Quella del reddito di cittadinanza in salsa americana non è l’unica innovazione portata da Yang, che cerca di far finalmente arrivare sul tavolo della discussione politica argomenti che raramente l’hanno sfiorata – vi ricordate le pessime figure del Congresso nell’altrettanto imbarazzante processo a Zuckerberg?
Ecco, è questo che vorremmo metterci alle spalle nel prossimo decennio. Vorremmo una politica che sappia affrontare i problemi dei nostri tempi, parlandone la stessa lingua. E avendo le competenze per risolverli.

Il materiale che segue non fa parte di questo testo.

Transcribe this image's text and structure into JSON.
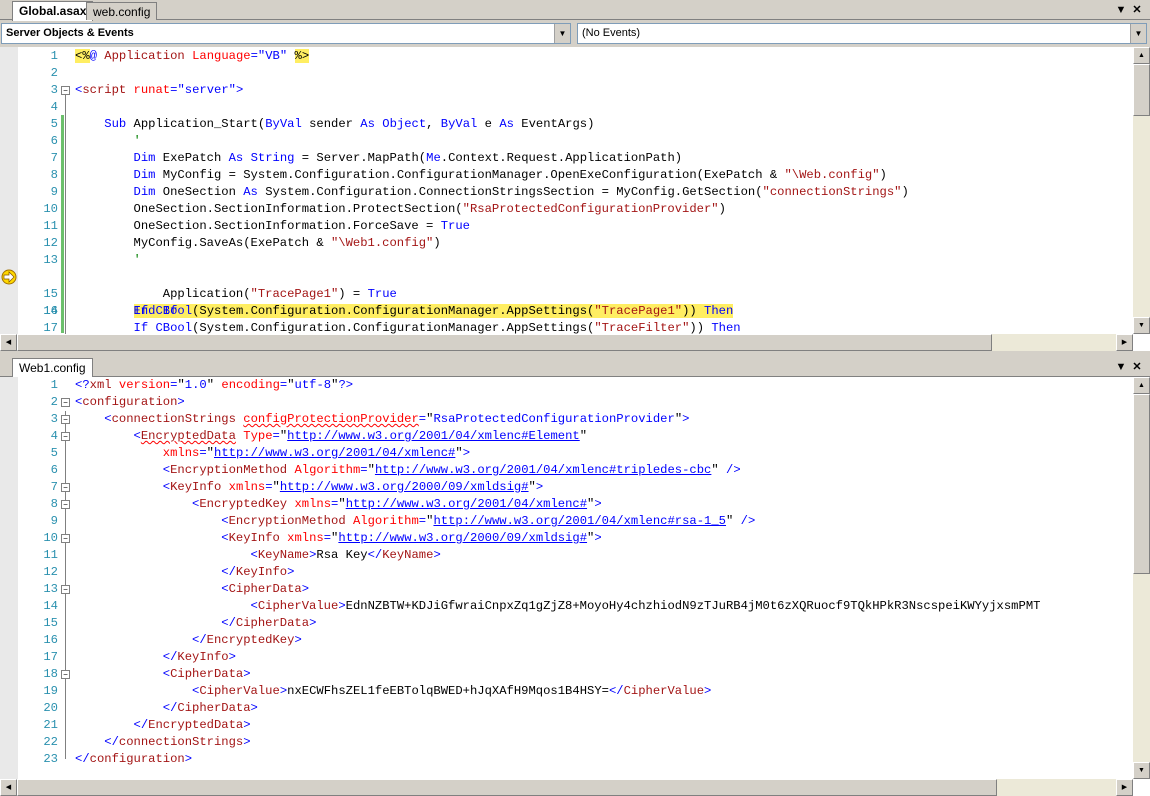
{
  "top_pane": {
    "tabs": [
      {
        "label": "Global.asax",
        "active": true
      },
      {
        "label": "web.config",
        "active": false
      }
    ],
    "object_combo": "Server Objects & Events",
    "event_combo": "(No Events)",
    "line_numbers": [
      "1",
      "2",
      "3",
      "4",
      "5",
      "6",
      "7",
      "8",
      "9",
      "10",
      "11",
      "12",
      "13",
      "14",
      "15",
      "16",
      "17"
    ]
  },
  "bottom_pane": {
    "tabs": [
      {
        "label": "Web1.config",
        "active": true
      }
    ],
    "line_numbers": [
      "1",
      "2",
      "3",
      "4",
      "5",
      "6",
      "7",
      "8",
      "9",
      "10",
      "11",
      "12",
      "13",
      "14",
      "15",
      "16",
      "17",
      "18",
      "19",
      "20",
      "21",
      "22",
      "23"
    ]
  },
  "icons": {
    "dropdown": "chevron-down-icon",
    "close": "close-icon",
    "breakpoint": "current-statement-arrow-icon",
    "collapse": "outline-collapse-icon"
  },
  "colors": {
    "keyword": "#0000ff",
    "string": "#a31515",
    "comment": "#008000",
    "xml_tag": "#a31515",
    "xml_attr": "#ff0000",
    "highlight": "#ffee62",
    "line_number": "#2b91af"
  }
}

E allora, in un mondo in cui le macchine hanno iniziato a batterci prima a scacchi e poi a Go, ma ora sembrano sulla strada per far meglio di noi anche molti lavori intellettuali, perché non ipotizzare un primo Partito dell’Intelligenza Artificiale? Dove noi come utenti finali imputiamo in ingresso il nostro obiettivo – l’incremento della felicità collettiva, secondo molte costituzioni, ma le visioni possono essere declinate secondo le gradazioni politiche – e lasciamo poi alle macchine la soluzione del problema, il “percorso ottimo”, come si dice nelle lezioni di ingegneria (gli ingegneri godono di un tasso di credibilità di quasi il 90%), che trovi il compromesso più ragionevole per tutti, a partire dalle risorse disponibili?
La transizione
Nei primi anni, per guidare la transizione, potrebbe avere senso mettere comunque a capo del movimento una faccia nota – ecco, magari ne sceglierei una un po’ più rassicurante di quella del Capitano -, ma dovrebbe essere chiaro che il grosso del lavoro di programmazione e di implementazione delle politiche non dipenderebbe, sin da subito, da esseri umani, ma da macchine. Che, al netto della malizia iniziale di chi le programma, e del complottismo diffuso, dovrebbero avere il non trascurabile pregio di essere incorruttibili, infallibili, e imparziali.
“A regime”
Poi, a regime – un termine che in questo contesto, lo capiamo, può mettere un po’ di angoscia, ma comunque – una volta “raggiunto il potere”, si potrebbe iniziare a lavorare su un Partito che prescinda totalmente dagli umani, e che deleghi alle macchine non solo il compito di risolvere i problemi, ma anche di definirli, e di ordinarli per priorità. Un’era che qualcuno potrebbe essere tentato di definire come “post-politica”, o almeno “post-democratica”, ma che invece potrebbe ridefinire il concetto stesso di gestione della res publica, liberandolo dalle limitazioni dell’umano.
Come? Pensate che un Partito “artificiale” non vincerebbe mai le elezioni? Può darsi. Allora cominciamo a impostare la funzione-obiettivo sin da ora, e vediamo cosa ci suggerisce l’algoritmo. E prepariamoci al golpe delle macchine.
Perché se è vero, come la maggior parte dei climatologi afferma, che abbiamo ancora dieci anni per salvare questo Pianeta, non possiamo più permetterci di essere così romantici (o meglio: incoscienti?) da affidarne il destino a un elettorato che, a questo punto, siamo fuori tempo massimo per formare.